The six tanks in question were built in 1953 and have moveable roofs that float on top of the oil. They were built to outdated standards without considerations made for lateral pressure from seismic or wind forces, Dunnet said.

While many people have raised concerns about the risks associated with the proposed expansion of the Trans Mountain pipeline – which would add 14 new tanks to the Burnaby Mountain site – Dunnet said the existing infrastructure already poses a serious safety concern to the 30,000 people who live within two kilometres of the tank farm.

"The serious risk is right now," he said.

In an emailed statement, a Trans Mountain spokesperson touted the company's safety record.

"In 65 years of operation, we've never had a storage tank fire or structural incident with one of our tanks. Although tank fires and seismic tank incidents worldwide are extremely rare, our prevention and emergency management programs are an integral part of keeping our terminals operating safely," the spokesperson wrote.

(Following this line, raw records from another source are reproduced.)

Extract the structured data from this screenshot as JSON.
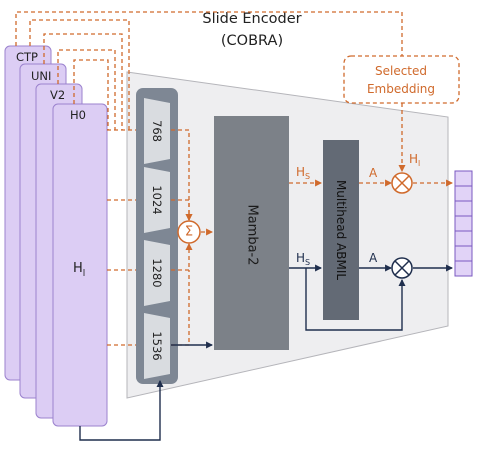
{
  "title": {
    "line1": "Slide Encoder",
    "line2": "(COBRA)"
  },
  "feature_stacks": [
    {
      "label": "CTP"
    },
    {
      "label": "UNI"
    },
    {
      "label": "V2"
    },
    {
      "label": "H0"
    }
  ],
  "input_label": {
    "main": "H",
    "sub": "l"
  },
  "projections": [
    "768",
    "1024",
    "1280",
    "1536"
  ],
  "sum_symbol": "Σ",
  "mamba_label": "Mamba-2",
  "abmil_label": "Multihead ABMIL",
  "selected_embedding": {
    "line1": "Selected",
    "line2": "Embedding"
  },
  "labels": {
    "hs_top": {
      "main": "H",
      "sub": "S"
    },
    "hs_bottom": {
      "main": "H",
      "sub": "S"
    },
    "a_top": "A",
    "a_bottom": "A",
    "hl_top": {
      "main": "H",
      "sub": "l"
    }
  },
  "colors": {
    "orange": "#D06A2C",
    "navy": "#1F2E4D",
    "lavender": "#DCCDF4",
    "lavender_border": "#9B82CE",
    "trapezoid_fill": "#EEEEF0",
    "trapezoid_stroke": "#B5B5BA",
    "mamba_fill": "#7C8188",
    "abmil_fill": "#636A75",
    "proj_panel_fill": "#7E8794",
    "proj_box_fill": "#D9DCE0",
    "output_cell": "#E1D3F7"
  },
  "output_vector_cells": 7
}
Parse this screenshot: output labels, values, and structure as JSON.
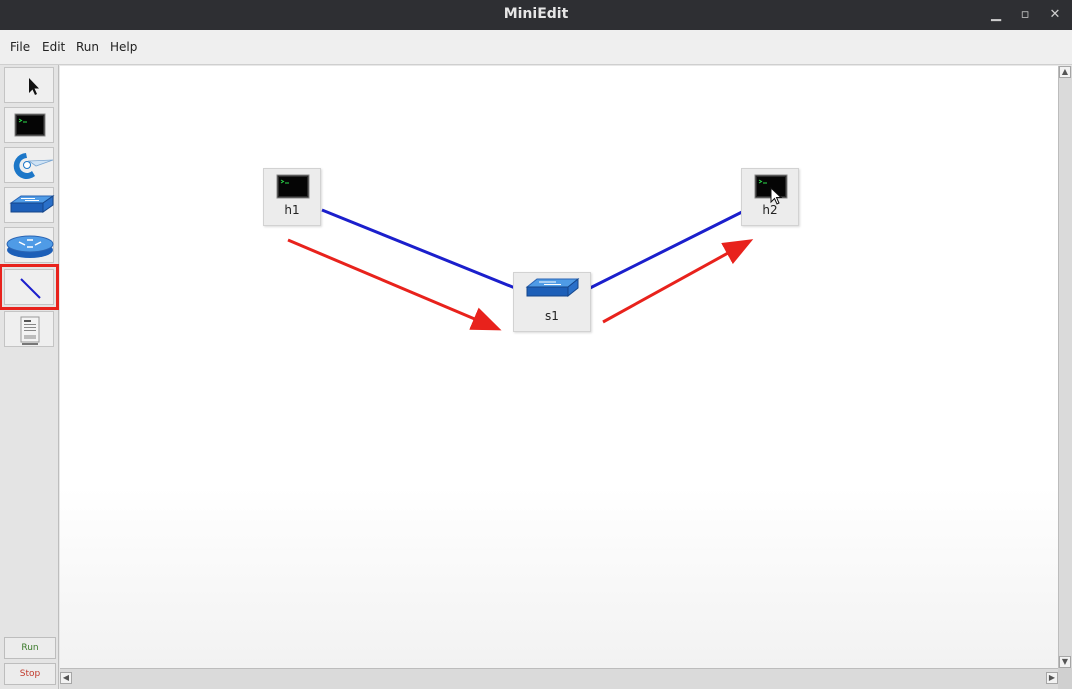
{
  "window": {
    "title": "MiniEdit"
  },
  "menu": [
    "File",
    "Edit",
    "Run",
    "Help"
  ],
  "toolbar": {
    "tools": [
      {
        "name": "select",
        "icon": "pointer-icon"
      },
      {
        "name": "host",
        "icon": "host-terminal-icon"
      },
      {
        "name": "controller",
        "icon": "controller-icon"
      },
      {
        "name": "switch",
        "icon": "switch-icon"
      },
      {
        "name": "router",
        "icon": "router-icon"
      },
      {
        "name": "netlink",
        "icon": "link-line-icon",
        "selected": true
      },
      {
        "name": "legacy-router",
        "icon": "legacy-router-icon"
      }
    ],
    "run_label": "Run",
    "stop_label": "Stop"
  },
  "nodes": {
    "h1": {
      "label": "h1",
      "icon": "host-terminal-icon"
    },
    "h2": {
      "label": "h2",
      "icon": "host-terminal-icon"
    },
    "s1": {
      "label": "s1",
      "icon": "switch-icon"
    }
  },
  "colors": {
    "link": "#1b1fcc",
    "annotation_arrow": "#e8221c",
    "selection_box": "#e8221c"
  }
}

Trans Mountain – now a Crown corporation after the federal government purchased the existing infrastructure and expansion project from Kinder Morgan – has emergency response technicians, 24/7 monitoring for fires and a sprinkler system, according to its spokesperson.

The company filed a report to the National Energy Board, detailing its risk assessment undertakings, according to the spokesperson.

"The report identifies how the probabilities and consequences from tank failures during seismic events are quantified and combined mathematically to establish individual risk contours around Burnaby Terminal, and to assess the adequacy of secondary containment," the spokesperson wrote.

But Dunnet said that report "represents nothing structural."

"In no way did they analyze these tanks for failure," he said. "There's nothing there."

Clague said a major earthquake with an epicentre near Vancouver is unlikely.

"It's maybe, arguably a low-probability event, but the vulnerability, the consequences are enormous," he said. "So the risk is just off-scale."

The geologist underlined the risk the "sloshing" effect could have on the tanks.

"Earthquakes are notorious for producing sloshing of the contents of the tanks ... the material begins to slosh almost uncontrollably inside the tank." That movement exerts an independent force on the tanks "that can cause them to fail if they haven't been properly designed," he said.

Robinson used the press conference to call for an independent analysis of the six 1953-built tanks. He said he has major concerns about the risk of fire and spillover during an earthquake that would threaten residents in the area.

"When these tanks were put here in 1953, this was not a residential area at all. It's now a major residential area," he noted.